The Patient: Patient-Centered Outcomes Research
- Discipline: Medicine
- Language: English
- Edited by: John Bridges, Christopher I. Carswell

Publication details
- History: 2008-present
- Publisher: Adis International (Springer Nature) (New Zealand)
- Frequency: Quarterly

Standard abbreviations
- ISO 4: Patient

Indexing
- ISSN: 1178-1653 (print) 1178-1661 (web)
- OCLC no.: 228137039

Links
- Journal homepage; Online access;

= The Patient: Patient-Centered Outcomes Research =

The Patient: Patient-Centered Outcomes Research is a quarterly peer-reviewed medical journal dedicated to presenting solely the patient's perspective.
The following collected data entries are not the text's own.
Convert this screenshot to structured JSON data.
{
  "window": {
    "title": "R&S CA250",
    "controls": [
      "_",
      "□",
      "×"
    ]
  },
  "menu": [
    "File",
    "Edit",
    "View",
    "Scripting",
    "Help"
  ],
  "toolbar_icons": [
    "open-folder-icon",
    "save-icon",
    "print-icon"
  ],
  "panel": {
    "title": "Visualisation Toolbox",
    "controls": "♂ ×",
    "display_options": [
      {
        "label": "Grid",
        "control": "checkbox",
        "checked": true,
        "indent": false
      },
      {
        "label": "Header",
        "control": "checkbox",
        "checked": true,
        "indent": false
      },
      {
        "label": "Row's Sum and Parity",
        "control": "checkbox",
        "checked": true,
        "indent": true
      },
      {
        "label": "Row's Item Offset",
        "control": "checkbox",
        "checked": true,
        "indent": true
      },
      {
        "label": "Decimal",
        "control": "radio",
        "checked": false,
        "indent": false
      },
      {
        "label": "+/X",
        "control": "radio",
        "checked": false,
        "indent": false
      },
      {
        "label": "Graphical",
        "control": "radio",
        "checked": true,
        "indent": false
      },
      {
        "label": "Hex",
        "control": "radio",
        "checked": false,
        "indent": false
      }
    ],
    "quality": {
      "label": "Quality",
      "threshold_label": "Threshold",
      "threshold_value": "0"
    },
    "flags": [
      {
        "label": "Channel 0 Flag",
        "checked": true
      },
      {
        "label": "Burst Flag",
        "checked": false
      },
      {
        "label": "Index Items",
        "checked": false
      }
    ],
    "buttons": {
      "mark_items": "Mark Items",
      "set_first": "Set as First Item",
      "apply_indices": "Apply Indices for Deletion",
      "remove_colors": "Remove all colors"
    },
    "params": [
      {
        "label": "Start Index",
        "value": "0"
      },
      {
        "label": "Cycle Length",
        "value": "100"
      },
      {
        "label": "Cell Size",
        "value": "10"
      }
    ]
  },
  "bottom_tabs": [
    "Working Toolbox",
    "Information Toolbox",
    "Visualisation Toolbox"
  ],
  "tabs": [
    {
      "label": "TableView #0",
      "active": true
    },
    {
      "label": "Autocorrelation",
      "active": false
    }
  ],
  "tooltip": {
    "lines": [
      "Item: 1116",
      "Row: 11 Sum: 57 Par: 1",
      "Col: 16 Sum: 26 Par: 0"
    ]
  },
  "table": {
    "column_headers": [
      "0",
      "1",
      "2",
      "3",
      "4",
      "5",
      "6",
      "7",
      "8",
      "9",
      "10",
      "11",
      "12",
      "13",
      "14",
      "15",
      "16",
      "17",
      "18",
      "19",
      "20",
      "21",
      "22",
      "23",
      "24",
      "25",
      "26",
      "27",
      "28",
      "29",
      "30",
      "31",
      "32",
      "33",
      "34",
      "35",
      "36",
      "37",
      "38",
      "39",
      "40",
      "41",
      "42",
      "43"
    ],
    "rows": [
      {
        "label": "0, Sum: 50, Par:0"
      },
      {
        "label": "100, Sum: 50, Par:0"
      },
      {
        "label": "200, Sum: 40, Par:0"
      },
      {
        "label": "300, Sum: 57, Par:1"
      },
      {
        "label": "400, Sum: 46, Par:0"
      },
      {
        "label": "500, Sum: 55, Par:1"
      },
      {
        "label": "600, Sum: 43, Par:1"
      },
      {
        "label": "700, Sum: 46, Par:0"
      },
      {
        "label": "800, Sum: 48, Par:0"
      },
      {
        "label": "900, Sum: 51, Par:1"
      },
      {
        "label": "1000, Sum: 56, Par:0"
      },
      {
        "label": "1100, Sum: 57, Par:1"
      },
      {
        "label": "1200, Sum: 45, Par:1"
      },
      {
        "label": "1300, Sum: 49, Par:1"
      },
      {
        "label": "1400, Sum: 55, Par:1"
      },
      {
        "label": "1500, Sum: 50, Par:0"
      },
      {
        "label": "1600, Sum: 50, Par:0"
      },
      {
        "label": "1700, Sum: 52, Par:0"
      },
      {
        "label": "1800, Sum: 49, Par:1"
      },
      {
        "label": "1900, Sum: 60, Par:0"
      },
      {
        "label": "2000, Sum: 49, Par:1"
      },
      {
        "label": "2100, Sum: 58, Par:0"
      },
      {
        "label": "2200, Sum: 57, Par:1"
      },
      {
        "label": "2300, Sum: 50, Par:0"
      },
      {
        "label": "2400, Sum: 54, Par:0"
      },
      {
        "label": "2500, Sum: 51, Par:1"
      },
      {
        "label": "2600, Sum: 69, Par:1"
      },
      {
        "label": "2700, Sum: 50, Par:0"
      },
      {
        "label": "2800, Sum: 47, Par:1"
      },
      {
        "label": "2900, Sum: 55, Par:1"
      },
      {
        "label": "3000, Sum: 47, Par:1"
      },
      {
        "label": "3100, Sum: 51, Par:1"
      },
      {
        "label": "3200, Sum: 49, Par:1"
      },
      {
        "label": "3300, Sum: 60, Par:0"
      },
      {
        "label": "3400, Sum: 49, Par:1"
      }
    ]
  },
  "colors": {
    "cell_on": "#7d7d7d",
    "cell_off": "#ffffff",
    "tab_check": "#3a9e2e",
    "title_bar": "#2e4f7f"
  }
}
The journal was published by Adis in collaboration with the Department of Health Policy and Management at the Johns Hopkins Bloomberg School of Public Health. The first issue of the journal was published in 2008.

According to the Journal Citation Reports, the journal has a 2024 impact factor of 3.1.

== Abstracting and indexing ==
The journal is abstracted and indexed in EMBASE/Excerpta Medica, PsycINFO, RePEc, MEDLINE, CINAHL, Current Contents/Social & Behavioral Sciences, and the Social Sciences Citation Index.